Послы и другие представители высшего звена дипкорпуса союзных государств на совещании, состоявшемся 9 ноября 1917 г., решили проигнорировать ноту Троцкого и рекомендовать своим правительствам не отвечать на предложения советского правительства, «поскольку правительство, претендующее считаться законным правительством России, было установлено при помощи силы и не получило признания русского народа». В целом эти рекомендации были выполнены правительствами стран Антанты, которые отказались признать новый режим и те предложения о мире, которые были им выдвинуты. Более того, союзники пошли еще дальше – не признавая Совет народных комиссаров законным правительством России, они фактически стали считать таковым Ставку русских войск в Могилеве.

В это же время был предпринят явный и определенный шаг в направлении мира – 8 ноября комиссар по военным делам Крыленко[53] дал указание о поддержке братания на всех фронтах и поручил генералу Духонину[54], который был назначен Верховным главнокомандующим после ареста и исчезновения из поля зрения генерала Корнилова, «обратиться к военному командованию вражеских армий с предложением о немедленном прекращении военных действий для открытия переговоров о мире».

Генерал Духонин не дал никакого подтверждения ни о том, что он получил соответствующие указания Совета народных комиссаров, ни о том, что он собирается их выполнять. Когда вечером 9 ноября ему был задан прямой вопрос, будет ли он выполнять то, что ему предписано, он ответил, что может выполнять приказы только «правительства, поддерживаемого армией и страной». После этого ему было немедленно сообщено по телеграфу, что он отстраняется от занимаемой должности; главнокомандующим вместо него назначается Крыленко, а комиссаром по военным делам – Дыбенко[55].

Ленин направил радиотелеграмму, адресованную всем солдатам и матросам армии и флота, в которой сообщил о причинах и обстоятельствах этой замены и призвал активно участвовать в достижении мира:

«Дело мира в ваших руках. Вы не дадите контрреволюционным генералам сорвать великое дело мира, вы окружите их стражей, чтобы избежать недостойных революционной армии самосудов и помешать этим генералам уклониться от ожидающего их суда».

Всем полкам предписывалось выбирать полномочных представителей для вступления в переговоры о перемирии с неприятелем, судьба которых теперь передавалась в их руки[56].
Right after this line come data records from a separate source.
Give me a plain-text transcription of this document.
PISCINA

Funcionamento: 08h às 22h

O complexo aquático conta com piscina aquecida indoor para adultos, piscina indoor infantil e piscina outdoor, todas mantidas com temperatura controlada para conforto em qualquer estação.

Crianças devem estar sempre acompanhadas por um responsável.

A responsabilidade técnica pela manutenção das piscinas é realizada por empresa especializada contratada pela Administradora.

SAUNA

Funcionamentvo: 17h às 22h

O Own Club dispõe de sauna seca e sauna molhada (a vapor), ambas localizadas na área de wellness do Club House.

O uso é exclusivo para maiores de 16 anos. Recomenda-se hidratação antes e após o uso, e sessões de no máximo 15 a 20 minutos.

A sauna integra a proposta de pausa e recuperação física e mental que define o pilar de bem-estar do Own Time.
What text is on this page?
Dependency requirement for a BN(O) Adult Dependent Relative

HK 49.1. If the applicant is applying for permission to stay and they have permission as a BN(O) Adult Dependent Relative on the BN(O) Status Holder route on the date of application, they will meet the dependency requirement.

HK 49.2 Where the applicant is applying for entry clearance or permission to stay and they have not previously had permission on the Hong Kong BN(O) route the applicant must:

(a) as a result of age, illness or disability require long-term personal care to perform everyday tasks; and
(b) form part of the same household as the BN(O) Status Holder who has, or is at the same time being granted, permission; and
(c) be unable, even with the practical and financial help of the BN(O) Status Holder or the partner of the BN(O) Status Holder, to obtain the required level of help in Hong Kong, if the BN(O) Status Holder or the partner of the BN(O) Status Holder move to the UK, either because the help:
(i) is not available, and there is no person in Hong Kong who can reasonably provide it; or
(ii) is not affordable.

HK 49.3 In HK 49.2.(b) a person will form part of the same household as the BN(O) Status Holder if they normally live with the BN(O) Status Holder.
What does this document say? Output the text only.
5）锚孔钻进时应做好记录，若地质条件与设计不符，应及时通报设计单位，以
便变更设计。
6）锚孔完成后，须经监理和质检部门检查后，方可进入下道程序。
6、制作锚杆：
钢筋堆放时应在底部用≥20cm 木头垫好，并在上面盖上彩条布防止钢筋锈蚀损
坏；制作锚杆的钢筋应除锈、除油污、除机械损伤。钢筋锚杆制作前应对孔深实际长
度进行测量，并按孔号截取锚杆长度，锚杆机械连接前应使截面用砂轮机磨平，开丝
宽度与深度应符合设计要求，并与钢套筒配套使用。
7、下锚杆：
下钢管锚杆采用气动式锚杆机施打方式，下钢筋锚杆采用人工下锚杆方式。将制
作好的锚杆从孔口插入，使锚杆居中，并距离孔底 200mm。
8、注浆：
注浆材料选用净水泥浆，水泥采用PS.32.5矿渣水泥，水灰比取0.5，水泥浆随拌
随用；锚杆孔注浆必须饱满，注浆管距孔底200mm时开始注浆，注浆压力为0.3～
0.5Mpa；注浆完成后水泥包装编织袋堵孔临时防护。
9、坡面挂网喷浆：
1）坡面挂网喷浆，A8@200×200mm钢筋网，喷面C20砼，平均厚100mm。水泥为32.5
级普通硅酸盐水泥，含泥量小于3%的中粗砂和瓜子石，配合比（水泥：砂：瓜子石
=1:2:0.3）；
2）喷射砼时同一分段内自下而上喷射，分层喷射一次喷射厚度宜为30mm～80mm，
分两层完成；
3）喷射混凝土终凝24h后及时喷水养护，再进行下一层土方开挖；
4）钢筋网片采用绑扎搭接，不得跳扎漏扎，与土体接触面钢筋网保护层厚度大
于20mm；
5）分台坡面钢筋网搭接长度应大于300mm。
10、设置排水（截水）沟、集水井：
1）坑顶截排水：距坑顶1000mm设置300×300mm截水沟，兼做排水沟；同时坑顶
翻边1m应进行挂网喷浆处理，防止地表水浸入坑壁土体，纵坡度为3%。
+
Однако Духонин не покинул Ставку в Могилеве; он также не был немедленно арестован собственными войсками. Вместе со своим штабом и частью офицерского корпуса он не сложил оружия и предпочел ответить ударом на удар. В Ставке были напечатаны листовки и воззвания, которые распространялись не только среди войск, но также были напечатаны в некоторых оппозиционных газетах в Петрограде. Чувствуя уверенность благодаря открытой поддержке союзных военных миссий, а также молчаливой поддержке со стороны дипломатического корпуса тех же стран, Духонин активно обращался за поддержкой к рабочим и крестьянам, призывая их к созданию нового народного правительства, «которое не будет держаться на насилии, крови и штыках. Не теряйте время. Армия ждет, когда вы скажете свое слово».

Правительства союзников оказали Ставке своего рода «отрицательную поддержку», направляя ей протесты против действий новой власти. Они проигнорировали произошедшую революцию, не признали новое правительство, презрительно насмехались над Троцким и посылаемыми им нотами и всячески поносили его, в то же время не отвечая на эти ноты, но они не могли не реагировать на ясный и четкий приказ Совета народных комиссаров прекратить военные действия. Через голову фактического правительства в Петрограде они обратились напрямую к Духонину. В период с 10 по 17 октября в Ставку был передан ряд письменных протестов от военных атташе союзников против нарушения условий соглашения от 23 августа 1914 г.; также было получено сообщение от главы французской военной миссии генерала Бертло, в котором говорилось, что «Франция не признает Совет народных комиссаров законным правительством России», и выражалась уверенность в том, что русское Верховное командование «удержит русскую армию на позициях против общего врага»; наконец, пришла телеграмма от американского военного атташе, в которой выражался «категорический и решительный протест против любой попытки заключения сепаратного перемирия со стороны России».